Hoy celebramos 30 años de protección de la Antártida, la última frontera de nuestro planeta y uno de los pocos ecosistemas que permanece prácticamente intacto por el ser humano.
Hasta 20 millones de pingüinos anidan, bucean y buscan alimento en este vasto continente de hielo. Las ballenas migran miles de kilómetros para alimentarse de krill en sus aguas gélidas. Incluso hoy en día, seguimos descubriendo nuevas especies en las profundidades del océano Antártico.
Pero debajo del hielo, hay algo más: petróleo. Cientos de miles de millones de barriles. Por eso en la década de los 80, los gobiernos y las empresas quisieron repartirse la Antártida y empezar a buscar crudo, a pesar de que un solo vertido podría devastar la zona.
Teníamos que actuar. Sabíamos que los gobiernos sólo podrían reclamar la Antártida si construían una base allí. Así que, para ganarnos un lugar en la mesa de negociaciones del tratado Antártico, establecimos nuestra propia base.

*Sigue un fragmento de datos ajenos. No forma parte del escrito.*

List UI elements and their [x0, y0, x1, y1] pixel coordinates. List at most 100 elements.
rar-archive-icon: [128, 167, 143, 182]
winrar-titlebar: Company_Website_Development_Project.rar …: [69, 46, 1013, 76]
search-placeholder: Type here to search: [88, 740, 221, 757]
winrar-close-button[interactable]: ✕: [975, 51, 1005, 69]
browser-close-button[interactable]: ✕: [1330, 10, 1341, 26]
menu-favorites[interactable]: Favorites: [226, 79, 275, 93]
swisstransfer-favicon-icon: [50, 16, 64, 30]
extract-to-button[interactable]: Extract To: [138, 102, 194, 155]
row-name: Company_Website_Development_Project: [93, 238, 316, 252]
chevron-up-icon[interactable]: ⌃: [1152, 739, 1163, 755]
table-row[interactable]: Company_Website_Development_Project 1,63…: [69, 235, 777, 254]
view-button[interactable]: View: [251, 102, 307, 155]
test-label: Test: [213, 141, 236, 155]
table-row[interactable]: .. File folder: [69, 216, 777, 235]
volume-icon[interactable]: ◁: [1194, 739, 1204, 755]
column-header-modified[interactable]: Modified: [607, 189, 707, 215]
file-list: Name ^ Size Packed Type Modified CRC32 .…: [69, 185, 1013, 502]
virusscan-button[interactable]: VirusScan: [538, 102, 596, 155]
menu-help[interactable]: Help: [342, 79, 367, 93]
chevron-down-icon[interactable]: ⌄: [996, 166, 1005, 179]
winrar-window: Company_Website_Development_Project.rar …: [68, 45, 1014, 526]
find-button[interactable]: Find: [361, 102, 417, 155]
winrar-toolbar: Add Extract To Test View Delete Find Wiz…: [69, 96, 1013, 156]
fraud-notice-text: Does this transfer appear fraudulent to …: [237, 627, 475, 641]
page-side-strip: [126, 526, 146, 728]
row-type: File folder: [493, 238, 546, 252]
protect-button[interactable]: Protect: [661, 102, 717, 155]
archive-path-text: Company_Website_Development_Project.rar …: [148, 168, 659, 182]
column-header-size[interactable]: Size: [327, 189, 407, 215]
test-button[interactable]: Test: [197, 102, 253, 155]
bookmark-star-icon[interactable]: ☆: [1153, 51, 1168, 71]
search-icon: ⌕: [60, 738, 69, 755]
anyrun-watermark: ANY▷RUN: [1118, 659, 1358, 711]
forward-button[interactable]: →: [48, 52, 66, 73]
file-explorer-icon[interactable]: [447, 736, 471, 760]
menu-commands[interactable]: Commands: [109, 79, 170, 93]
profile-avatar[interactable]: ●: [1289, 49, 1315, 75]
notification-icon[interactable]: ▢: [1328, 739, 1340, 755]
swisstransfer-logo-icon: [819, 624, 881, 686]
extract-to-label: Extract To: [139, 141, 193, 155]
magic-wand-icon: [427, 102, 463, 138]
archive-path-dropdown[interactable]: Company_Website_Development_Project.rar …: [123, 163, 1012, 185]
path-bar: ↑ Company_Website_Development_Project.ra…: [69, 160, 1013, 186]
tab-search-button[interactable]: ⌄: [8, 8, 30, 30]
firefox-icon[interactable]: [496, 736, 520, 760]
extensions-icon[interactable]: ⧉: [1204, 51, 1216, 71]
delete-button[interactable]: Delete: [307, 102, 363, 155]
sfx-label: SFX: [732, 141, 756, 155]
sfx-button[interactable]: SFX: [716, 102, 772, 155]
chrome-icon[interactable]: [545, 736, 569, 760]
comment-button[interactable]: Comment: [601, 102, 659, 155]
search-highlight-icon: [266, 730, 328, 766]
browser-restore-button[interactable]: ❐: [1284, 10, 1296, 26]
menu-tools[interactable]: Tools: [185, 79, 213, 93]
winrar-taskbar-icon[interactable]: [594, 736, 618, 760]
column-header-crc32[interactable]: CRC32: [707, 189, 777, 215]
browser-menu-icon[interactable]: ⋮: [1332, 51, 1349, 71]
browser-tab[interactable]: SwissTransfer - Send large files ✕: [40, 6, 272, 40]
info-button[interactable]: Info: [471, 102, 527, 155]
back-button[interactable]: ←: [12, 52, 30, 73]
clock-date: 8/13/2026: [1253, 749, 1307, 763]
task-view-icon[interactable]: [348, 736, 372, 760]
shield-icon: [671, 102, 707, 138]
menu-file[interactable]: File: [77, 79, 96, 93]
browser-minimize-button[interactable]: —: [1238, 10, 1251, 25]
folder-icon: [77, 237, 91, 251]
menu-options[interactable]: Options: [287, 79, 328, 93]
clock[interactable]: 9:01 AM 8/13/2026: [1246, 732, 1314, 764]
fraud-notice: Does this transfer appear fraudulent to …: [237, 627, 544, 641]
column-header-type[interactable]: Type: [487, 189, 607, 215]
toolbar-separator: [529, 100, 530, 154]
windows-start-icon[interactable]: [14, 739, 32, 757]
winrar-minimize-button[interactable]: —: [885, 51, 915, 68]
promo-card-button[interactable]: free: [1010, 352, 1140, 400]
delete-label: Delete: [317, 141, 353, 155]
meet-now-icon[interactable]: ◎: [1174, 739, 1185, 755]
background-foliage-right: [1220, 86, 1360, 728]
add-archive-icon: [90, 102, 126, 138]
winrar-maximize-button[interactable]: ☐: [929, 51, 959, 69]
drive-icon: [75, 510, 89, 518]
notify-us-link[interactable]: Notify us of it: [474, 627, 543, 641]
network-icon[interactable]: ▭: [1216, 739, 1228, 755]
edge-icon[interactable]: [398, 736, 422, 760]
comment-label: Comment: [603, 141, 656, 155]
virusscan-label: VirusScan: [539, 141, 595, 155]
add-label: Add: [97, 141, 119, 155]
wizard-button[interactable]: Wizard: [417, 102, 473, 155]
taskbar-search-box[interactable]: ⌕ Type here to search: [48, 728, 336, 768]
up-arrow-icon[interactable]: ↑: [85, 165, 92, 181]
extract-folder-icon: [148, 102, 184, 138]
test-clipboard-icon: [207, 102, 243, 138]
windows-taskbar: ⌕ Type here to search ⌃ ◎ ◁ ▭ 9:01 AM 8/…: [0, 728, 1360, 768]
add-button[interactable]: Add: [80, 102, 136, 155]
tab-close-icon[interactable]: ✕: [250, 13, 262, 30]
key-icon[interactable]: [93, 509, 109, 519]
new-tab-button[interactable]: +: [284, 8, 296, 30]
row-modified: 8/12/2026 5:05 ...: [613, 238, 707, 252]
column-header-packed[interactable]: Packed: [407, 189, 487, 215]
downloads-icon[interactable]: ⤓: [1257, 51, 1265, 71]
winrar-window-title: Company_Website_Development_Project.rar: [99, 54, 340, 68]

En 1987, zarpamos al extremo sur del planeta. Nos dijeron que era ridículo. Al principio, los gobiernos recibieron nuestra base antártica con mucha hostilidad. Pero después de siete años de campaña, Greenpeace pasó de ser objeto de risa a convertirse en un actor respetado en las negociaciones por el futuro del continente.
Gracias a nuestro trabajo, poco a poco, más y más países fueron sumándose a la prohibición de perforar en busca de combustibles fósiles. Y finalmente, el 4 de octubre de 1991 se firmó este visionario acuerdo que hoy celebramos, el Protocolo de Madrid, que prohibía toda explotación minera y petrolífera en el continente helado. Con dos lecciones importantes: respetar los límites planetarios y aprender a vivir dentro de ellos, en lugar de correr hacia los confines del mundo para explotarlos, y que todo es posible cuando trabajamos juntos.
Esta es la historia de cómo ganamos y cómo podemos volver a ganar.